(Letter by Le Corbusier to his mother on July 3rd, 1935)
An exhibition by Mélanie Feuvrier and Hugo Fortin.
Maison La Roche, Paris.
With Fondation Le Corbusier and Les Beaux-arts de Paris, and the generous help from Les Amis des Beaux-arts, Inapa France, Nuances Minérales and Ûfacto.
In numerous letters to family and friends, Le Corbusier willingly associates ideas and follows the thread of his imagination. He moves from one place to another and speaks of the resonances they have with each other in his mind and in his memories. During the first summer in his new apartment on Nungesser street in Boulogne, the garden on the roof-top terrace reminded him of the villa Le Lac in Switzerland. He evokes this resemblance like a retinal persistence to which -precise or vague- emotions and memories are tied up.
It is this intuition that we explore in our exhibition by moving the place of our residency (the apartment-studio on Nungesser et Coli street in Boulogne) into that of the exhibition (the Maison La Roche in Paris). By telescoping the apartment-studio in an abstract way (the choice of colors and the repetition of the mark left on the floor by the door of the bedroom) within the Maison La Roche, we insist on the essential fact that each place we visit is always inhabited by our own ghosts. To be present somewhere is always projecting other places and bringing back their irreparable absence.
During this two-month residency in the apartment-studio in 2019, our initial project evolved significantly. We collected the traces left by visitors in the form of sketches and drawings and eventually focused on the traces left by Le Corbusier himself. We asked ourselves: what was left of him there? Evidently it was the architecture itself and the space, but also the choice of paint colors on the walls (which the recent restoration has helped to highlight) and a mark on the floor of his bedroom left by the weight of the closet-door. This mark, as banal and insignificant as it is, miraculously evokes a bygone daily life.

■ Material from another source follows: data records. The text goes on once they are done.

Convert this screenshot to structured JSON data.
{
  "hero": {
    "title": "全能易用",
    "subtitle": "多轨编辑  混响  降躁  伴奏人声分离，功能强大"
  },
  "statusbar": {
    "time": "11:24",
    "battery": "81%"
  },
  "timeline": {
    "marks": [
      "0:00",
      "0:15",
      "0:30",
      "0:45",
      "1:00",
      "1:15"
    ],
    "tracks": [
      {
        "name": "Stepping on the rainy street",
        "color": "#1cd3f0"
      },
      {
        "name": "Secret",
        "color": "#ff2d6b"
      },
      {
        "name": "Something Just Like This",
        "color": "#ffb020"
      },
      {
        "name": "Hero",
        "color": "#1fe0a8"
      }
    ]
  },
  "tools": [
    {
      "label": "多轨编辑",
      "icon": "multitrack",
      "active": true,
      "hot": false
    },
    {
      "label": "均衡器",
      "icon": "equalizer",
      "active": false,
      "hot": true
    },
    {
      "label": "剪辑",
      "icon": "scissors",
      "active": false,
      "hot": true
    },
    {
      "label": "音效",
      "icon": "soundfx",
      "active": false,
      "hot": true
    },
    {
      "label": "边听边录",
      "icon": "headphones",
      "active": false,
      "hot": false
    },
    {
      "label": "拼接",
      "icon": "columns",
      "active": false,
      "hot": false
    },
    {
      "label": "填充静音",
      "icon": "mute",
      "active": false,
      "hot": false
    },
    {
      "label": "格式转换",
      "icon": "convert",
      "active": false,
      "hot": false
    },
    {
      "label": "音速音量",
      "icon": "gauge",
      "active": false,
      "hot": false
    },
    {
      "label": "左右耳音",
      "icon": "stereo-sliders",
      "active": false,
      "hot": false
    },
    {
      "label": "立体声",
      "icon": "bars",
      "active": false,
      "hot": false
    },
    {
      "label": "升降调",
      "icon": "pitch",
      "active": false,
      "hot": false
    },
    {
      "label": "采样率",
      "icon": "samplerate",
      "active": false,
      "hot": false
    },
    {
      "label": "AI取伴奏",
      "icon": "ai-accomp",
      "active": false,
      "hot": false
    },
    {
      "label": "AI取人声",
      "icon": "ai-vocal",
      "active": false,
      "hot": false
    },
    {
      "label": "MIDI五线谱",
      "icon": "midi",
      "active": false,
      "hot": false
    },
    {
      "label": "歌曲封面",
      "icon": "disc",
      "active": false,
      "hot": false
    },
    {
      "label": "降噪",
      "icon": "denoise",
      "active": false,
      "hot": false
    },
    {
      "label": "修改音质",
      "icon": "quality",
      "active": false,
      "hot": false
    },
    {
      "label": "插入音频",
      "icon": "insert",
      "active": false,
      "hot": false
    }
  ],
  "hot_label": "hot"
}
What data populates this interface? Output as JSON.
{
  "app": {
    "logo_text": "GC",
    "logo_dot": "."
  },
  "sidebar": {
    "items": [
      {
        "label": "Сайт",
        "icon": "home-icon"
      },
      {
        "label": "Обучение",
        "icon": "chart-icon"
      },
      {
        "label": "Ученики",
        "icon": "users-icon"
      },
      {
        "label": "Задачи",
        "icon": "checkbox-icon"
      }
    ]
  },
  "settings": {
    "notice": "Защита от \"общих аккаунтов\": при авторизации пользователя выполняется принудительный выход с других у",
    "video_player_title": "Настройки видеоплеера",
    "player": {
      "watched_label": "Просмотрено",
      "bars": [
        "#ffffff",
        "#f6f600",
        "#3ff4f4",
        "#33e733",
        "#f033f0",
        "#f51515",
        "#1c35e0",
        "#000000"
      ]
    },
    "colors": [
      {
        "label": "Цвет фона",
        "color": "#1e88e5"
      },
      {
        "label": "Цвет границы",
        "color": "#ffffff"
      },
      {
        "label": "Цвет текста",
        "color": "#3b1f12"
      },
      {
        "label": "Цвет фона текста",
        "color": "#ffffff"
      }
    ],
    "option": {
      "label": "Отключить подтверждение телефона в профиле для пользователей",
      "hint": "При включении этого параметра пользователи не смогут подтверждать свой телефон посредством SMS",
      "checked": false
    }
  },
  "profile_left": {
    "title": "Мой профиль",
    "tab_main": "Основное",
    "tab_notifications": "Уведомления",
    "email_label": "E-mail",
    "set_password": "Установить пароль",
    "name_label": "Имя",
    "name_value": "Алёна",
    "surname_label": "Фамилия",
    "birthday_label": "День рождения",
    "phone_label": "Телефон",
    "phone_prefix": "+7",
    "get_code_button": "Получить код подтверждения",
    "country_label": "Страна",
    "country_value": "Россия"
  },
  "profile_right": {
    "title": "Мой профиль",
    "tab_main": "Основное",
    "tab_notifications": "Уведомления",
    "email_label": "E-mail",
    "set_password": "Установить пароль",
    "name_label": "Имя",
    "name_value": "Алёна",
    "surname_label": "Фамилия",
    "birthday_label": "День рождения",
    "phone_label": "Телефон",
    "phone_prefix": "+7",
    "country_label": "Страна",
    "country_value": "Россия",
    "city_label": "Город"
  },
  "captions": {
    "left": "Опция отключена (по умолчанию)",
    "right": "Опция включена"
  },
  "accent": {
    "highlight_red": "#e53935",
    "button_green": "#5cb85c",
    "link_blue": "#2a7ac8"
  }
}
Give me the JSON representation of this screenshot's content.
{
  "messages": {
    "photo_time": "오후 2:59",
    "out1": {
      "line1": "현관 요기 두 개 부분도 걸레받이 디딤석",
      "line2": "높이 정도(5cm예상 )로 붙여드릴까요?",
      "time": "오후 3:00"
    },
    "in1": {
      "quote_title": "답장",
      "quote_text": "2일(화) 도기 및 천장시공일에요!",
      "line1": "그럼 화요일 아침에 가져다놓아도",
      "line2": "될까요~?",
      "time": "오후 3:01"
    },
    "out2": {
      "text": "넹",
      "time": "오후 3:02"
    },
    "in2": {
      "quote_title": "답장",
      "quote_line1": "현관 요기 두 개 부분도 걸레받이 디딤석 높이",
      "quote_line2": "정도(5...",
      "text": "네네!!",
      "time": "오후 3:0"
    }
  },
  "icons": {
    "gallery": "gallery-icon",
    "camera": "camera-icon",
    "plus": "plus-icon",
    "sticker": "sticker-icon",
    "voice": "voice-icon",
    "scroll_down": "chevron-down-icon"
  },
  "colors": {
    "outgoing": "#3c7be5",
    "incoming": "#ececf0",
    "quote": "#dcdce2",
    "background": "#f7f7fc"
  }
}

This exhibition presents multiple graphite reliefs of this mark and displays them on panels painted with the exact colors of the apartment-studio walls. These colors are made by Nuances Minérales that uses the same pigments and the same processes as Le Corbusier. From this mark, we have also drawn a unit of measurement, in the manner of his famous Modulor, to establish the proportions of the exhibition.
Throughout this exploration, our work has focused on the question of presence and absence. If being in residency is, for an artist, being present in a place, the moment of the exhibition is necessarily that of their own absence. This is what we asked of the visitors. First at the apartment-studio by leaving a note or a sketch, the visitor had to confront their own presence in Le Corbusier's place of life and work. What effect did this have on them? Many found the request too demanding, almost unattainable, others approached the challenge with enthusiasm and a certain level of reserve as well. Through this gesture, we were asking them to do something difficult: what would remain of their passage?
In the exhibition, our approach is complementary, if not inverse. We transport the visitor into another space by presenting them with the residues of Le Corbusier. For perhaps that is what inhabiting a space is: always projecting something else, another place – distant memories. To be present, here and now, is perhaps impossible so much so that it convenes in us images and emotions of an absent past. We gauge our experience by what we know, what we have seen and what we have lived. A new place that we visit unfolds like a superimposition of layers that were slumbering in us, ready to jump out and reveal themselves.